The future is a blurred image it isn’t showing what it stores for us, some great technological advances that can ease our tasks or completely replace us, but one thing is for sure, those driverless cars are no longer a scene out of a sci-fi movie, it is in the near future. As far as our wildest imaginations have taken us a world of driverless cars would mean lesser time being wasted in driving, safer roads as these cars reduce human error and thus will reduce the number of casualties caused every year due to traffic accidents. So we are ready for the driverless cars to drive out of stores, or are we??

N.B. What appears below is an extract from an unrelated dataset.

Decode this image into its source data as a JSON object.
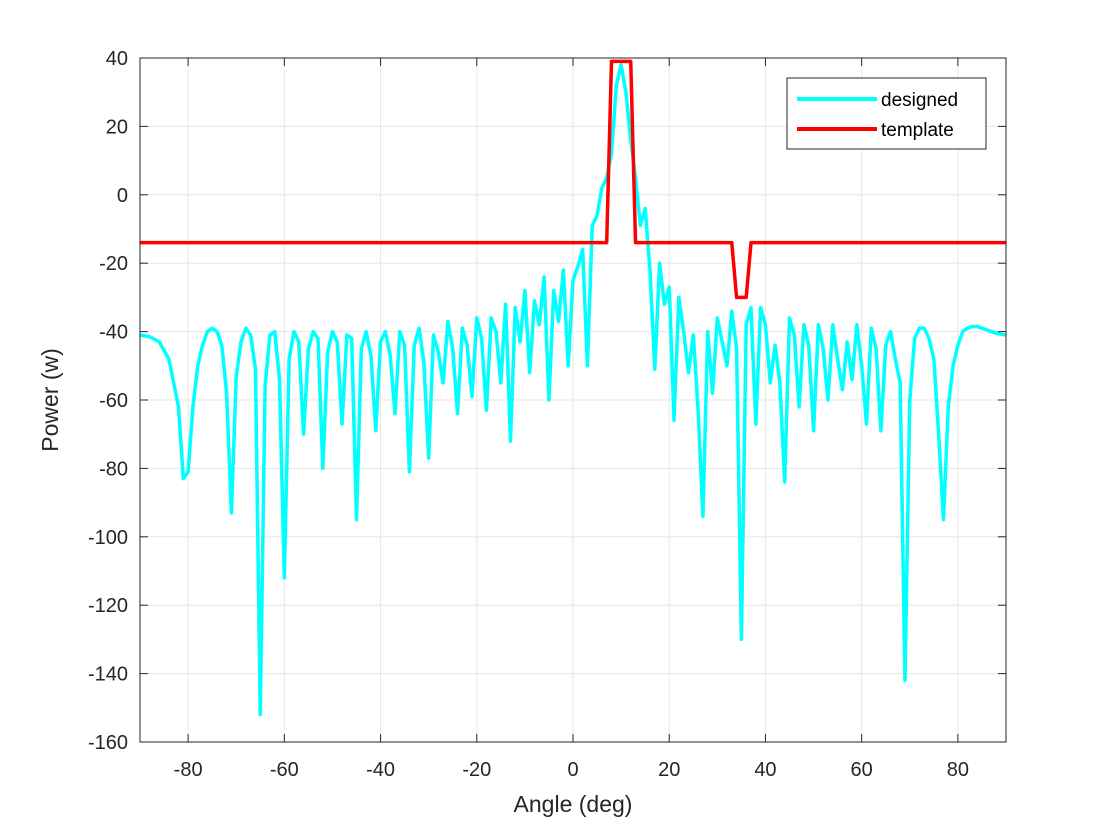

The ethical dilemma, imagine your car is on a road and it’s about to bump into a truck, does the car stay and endanger your life, does it move into the left lane and crash into an SUV and minimize risk or crash into a scooterist in the right lane that would kill him but not you, how does the car decide, if a human was to be in this situation he wouldn’t really think about it as a decision and do it as an instinct an unconscious decision based on his ethics and faiths so technically he shouldn’t be punished for it. But a robot doesn’t have instincts and thus any decision is predetermined but on what basis save more even if it means endangering the passengers or reduce harm or prioritize the safety of those inside the car. A solution may be that we allow the consumer to make this particular choice at the time of purchase but then how do we justify giving a person or a retailer the power to decide about whether another person survives a future accident or not? Another solution is to try to minimize the harm caused but would that mean that the car hits a motorist A wearing a helmet against another motorist B not wearing one, so we are basically penalising the motorist A  for doing the right thing  or we  are endangering motorist B and taking the deliberate decision of killing him  because he forgot his helmet? So does that mean these cars should be illegal and their creators and programmers should be locked up??

Well, I think that driverless cars challenge our basic understanding of right and wrong what a human does in panic may be right when the same thing was done by a robot as a reaction it may be considered wrong. I feel that we need to accept that these situations will have responses which I feel should be based on the owners’ ethics as that is what their decisions would have been based upon. Thus however unethical it may sound we need to give the consumers the choice because that is the only one we’ve got.